CCM closes the gaps that often leave COPD and asthma patients vulnerable between visits. Through inhaler checks, symptom tracking, smoking cessation support, and proactive coordination, practices can reduce exacerbations, improve quality of life, and stabilize patients at home.

Every monthly CCM call is an opportunity to help a patient breathe easier. Learn more about Chronic Care Management with Lara Health to see how effortless pulmonary care coordination can be with the right tools and workflows.

FAQs

Can pulmonologists bill CCM directly?

Yes. Pulmonologists, primary care physicians, NPs, PAs, CNSs, and CNMs may bill CCM if requirements are met.

Does a patient with only COPD qualify for CCM?

No. Patients must have at least two chronic conditions. A patient with COPD plus diabetes, hypertension, or another chronic disease would qualify.

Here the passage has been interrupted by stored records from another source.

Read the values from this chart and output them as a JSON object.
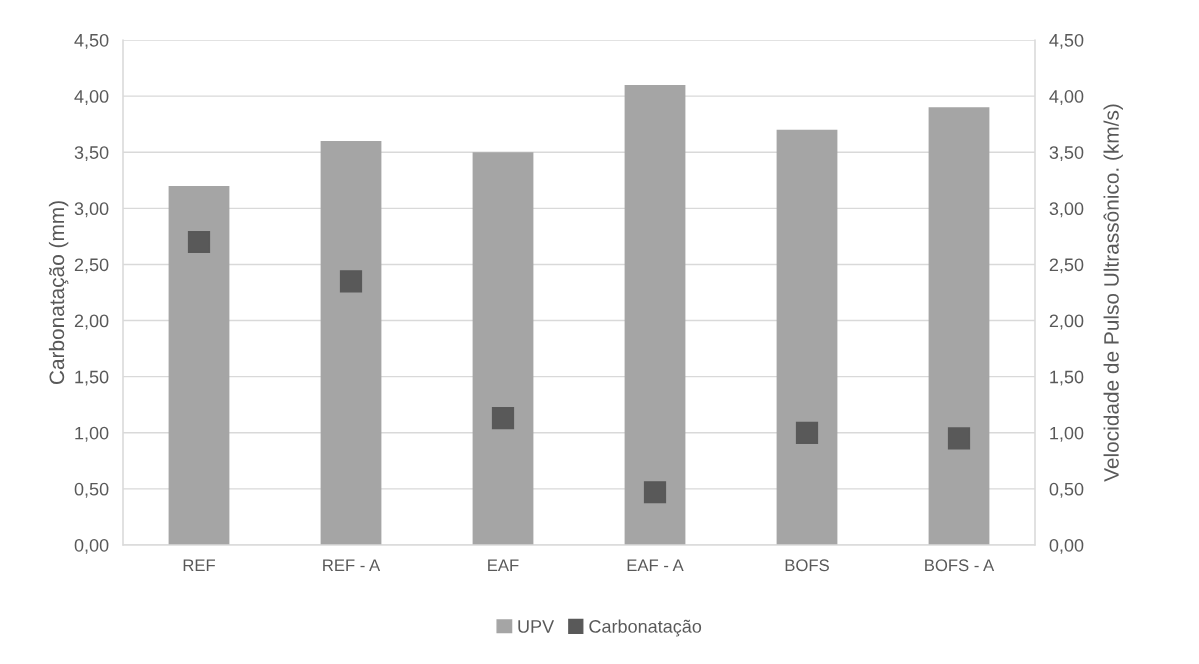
{
  "chart_data": {
    "type": "bar",
    "categories": [
      "REF",
      "REF - A",
      "EAF",
      "EAF - A",
      "BOFS",
      "BOFS - A"
    ],
    "ylabel": "Carbonatação (mm)",
    "y2label": "Velocidade de Pulso Ultrassônico. (km/s)",
    "series": [
      {
        "name": "UPV",
        "axis": "y2",
        "color": "#a5a5a5",
        "values": [
          3.2,
          3.6,
          3.5,
          4.1,
          3.7,
          3.9
        ]
      },
      {
        "name": "Carbonatação",
        "type": "scatter",
        "axis": "y",
        "color": "#595959",
        "marker": "square",
        "values": [
          2.7,
          2.35,
          1.13,
          0.47,
          1.0,
          0.95
        ]
      }
    ],
    "ylim": [
      0,
      4.5
    ],
    "yticks": [
      {
        "value": 0,
        "label": "0,00"
      },
      {
        "value": 0.5,
        "label": "0,50"
      },
      {
        "value": 1,
        "label": "1,00"
      },
      {
        "value": 1.5,
        "label": "1,50"
      },
      {
        "value": 2,
        "label": "2,00"
      },
      {
        "value": 2.5,
        "label": "2,50"
      },
      {
        "value": 3,
        "label": "3,00"
      },
      {
        "value": 3.5,
        "label": "3,50"
      },
      {
        "value": 4,
        "label": "4,00"
      },
      {
        "value": 4.5,
        "label": "4,50"
      }
    ],
    "y2lim": [
      0,
      4.5
    ],
    "y2ticks": [
      {
        "value": 0,
        "label": "0,00"
      },
      {
        "value": 0.5,
        "label": "0,50"
      },
      {
        "value": 1,
        "label": "1,00"
      },
      {
        "value": 1.5,
        "label": "1,50"
      },
      {
        "value": 2,
        "label": "2,00"
      },
      {
        "value": 2.5,
        "label": "2,50"
      },
      {
        "value": 3,
        "label": "3,00"
      },
      {
        "value": 3.5,
        "label": "3,50"
      },
      {
        "value": 4,
        "label": "4,00"
      },
      {
        "value": 4.5,
        "label": "4,50"
      }
    ],
    "grid": "y",
    "legend": "bottom"
  }
}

What’s the difference between CCM and Principal Care Management (PCM)?

CCM requires management of two or more chronic conditions. PCM is designed for patients with a single complex chronic condition that needs intensive support.

Can CCM and RPM be billed in the same month?

Yes—if billing requirements are met and the same minutes of care are not double-counted.

How often should inhaler technique be checked?

Inhaler technique should be reviewed at least annually in clinic. CCM allows monthly reinforcement and troubleshooting to improve medication delivery and outcomes.

Sources

CMS, Chronic Care Management Services, MLN909188, 2025.

CDC, COPD Data and Statistics, 2024.

CMS, CY2025 Physician Fee Schedule Final Rule.